When saving for retirement on your own, you have the option of going with a regular individual retirement account or a Roth individual retirement account. Both of these IRAs provide you with some type of tax benefit and one may be better than the other depending on your individual situation.

  1. Contributions

    • With both of these types of accounts, you can contribute a maximum of $5,000 per year or $6,000 per year once you are over 50. With the regular IRA, you contribute this money on a pre-tax basis, which means that you reduce your taxable income by the amount of your contribution. With the Roth IRA, you contribute to the account with after-tax dollars. This does not reduce your taxable income for the year.

    Investments

    • Once you deposit money into a regular or Roth IRA, you can invest that money in various securities. Both IRAs generally provide you with many investment options from which to choose. You can invest in stocks, bonds, mutual funds, CDs, real estate and commodities. You could not invest in collectibles, life insurance policies or personal dealings, but everything else is fair game. These accounts usually offer more choices than 401(k)s or other similar retirement accounts.

    Income Guidelines

    • With a traditional IRA, anyone can contribute regardless of how much money they make. If you want to contribute to a Roth IRA, you have to make less than a certain amount of money per year. For example, as of 2010, if you make less than $105,000 as an individual, you can make a full contribution to a Roth IRA. Once you get above $120,000, you cannot contribute anything. If you fall somewhere between those figures, you can make a partial contribution.

    Withdrawals

    • With either account, you can take money out after you reach the age of 59 1/2 without any penalties.
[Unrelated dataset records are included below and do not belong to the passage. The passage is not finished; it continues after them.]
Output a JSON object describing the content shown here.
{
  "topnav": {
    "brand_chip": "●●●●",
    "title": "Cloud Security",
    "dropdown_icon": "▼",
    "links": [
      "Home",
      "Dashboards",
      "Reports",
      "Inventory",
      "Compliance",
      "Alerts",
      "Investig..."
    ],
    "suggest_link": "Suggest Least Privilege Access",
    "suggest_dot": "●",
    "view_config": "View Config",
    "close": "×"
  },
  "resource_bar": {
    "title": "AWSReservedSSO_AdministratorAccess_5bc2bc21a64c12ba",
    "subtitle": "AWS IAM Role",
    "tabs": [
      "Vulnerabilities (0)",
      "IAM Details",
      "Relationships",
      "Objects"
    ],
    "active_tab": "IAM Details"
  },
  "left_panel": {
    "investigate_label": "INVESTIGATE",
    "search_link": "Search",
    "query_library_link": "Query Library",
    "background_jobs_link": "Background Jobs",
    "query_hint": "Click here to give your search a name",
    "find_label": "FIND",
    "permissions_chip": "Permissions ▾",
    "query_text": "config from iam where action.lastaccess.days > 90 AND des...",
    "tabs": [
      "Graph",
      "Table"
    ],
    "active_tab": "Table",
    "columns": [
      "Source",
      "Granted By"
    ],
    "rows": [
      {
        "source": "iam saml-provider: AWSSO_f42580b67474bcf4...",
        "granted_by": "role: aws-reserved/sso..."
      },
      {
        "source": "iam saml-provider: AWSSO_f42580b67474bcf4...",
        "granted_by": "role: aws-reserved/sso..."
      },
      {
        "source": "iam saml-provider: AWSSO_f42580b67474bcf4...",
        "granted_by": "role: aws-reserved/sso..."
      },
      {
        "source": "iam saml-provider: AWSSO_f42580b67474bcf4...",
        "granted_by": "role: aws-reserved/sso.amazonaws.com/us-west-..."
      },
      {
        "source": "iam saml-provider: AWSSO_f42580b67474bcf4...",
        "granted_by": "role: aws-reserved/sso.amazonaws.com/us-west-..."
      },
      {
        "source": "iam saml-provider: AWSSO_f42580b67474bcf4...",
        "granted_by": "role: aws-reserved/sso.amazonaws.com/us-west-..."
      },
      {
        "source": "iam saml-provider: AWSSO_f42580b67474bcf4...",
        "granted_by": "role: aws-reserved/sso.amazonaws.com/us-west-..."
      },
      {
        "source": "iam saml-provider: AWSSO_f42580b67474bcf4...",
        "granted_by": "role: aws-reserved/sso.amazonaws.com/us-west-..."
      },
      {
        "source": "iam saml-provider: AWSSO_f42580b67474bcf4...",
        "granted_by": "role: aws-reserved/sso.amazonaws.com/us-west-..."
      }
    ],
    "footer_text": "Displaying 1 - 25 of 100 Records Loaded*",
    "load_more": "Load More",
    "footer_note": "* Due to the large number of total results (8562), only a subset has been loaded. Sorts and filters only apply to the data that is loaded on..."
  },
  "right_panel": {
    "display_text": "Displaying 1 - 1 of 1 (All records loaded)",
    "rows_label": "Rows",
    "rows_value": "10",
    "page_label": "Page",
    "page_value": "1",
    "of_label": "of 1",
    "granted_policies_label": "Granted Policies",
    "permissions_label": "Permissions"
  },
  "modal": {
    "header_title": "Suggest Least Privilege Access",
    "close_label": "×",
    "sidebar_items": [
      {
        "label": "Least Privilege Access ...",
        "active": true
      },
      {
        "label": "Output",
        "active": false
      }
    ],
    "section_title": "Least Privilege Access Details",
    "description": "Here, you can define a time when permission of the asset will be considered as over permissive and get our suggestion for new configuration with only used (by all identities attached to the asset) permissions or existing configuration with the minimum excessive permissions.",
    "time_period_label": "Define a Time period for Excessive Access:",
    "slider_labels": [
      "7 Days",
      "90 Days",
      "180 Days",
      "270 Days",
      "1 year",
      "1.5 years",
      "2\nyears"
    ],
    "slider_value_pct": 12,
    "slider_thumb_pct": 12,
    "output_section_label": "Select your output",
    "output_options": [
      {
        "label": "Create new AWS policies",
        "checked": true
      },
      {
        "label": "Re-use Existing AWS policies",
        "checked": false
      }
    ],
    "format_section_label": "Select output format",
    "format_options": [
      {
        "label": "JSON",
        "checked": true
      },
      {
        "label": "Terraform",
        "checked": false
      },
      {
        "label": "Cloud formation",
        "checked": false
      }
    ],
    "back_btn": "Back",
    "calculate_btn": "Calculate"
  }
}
If you need to access the money sooner than that, you would pay a 10 percent penalty on withdrawals from a traditional IRA as well as income tax on the money. With the Roth IRA, you can take out your contributions at any point without penalty. If you take out your earnings from investments, however, you would pay a 10 percent penalty.

    Time Frame

    • One of the differences between these two types of IRAs is the amount of time that you have to keep your money in the account. With both accounts, you cannot start taking money out until you reach 59 1/2. With the Roth IRA, there is an additional rule that says you have to wait at least five years before taking withdrawals. This means that if you open your account when you are 57, you have to wait until you are 62 to start taking withdrawals.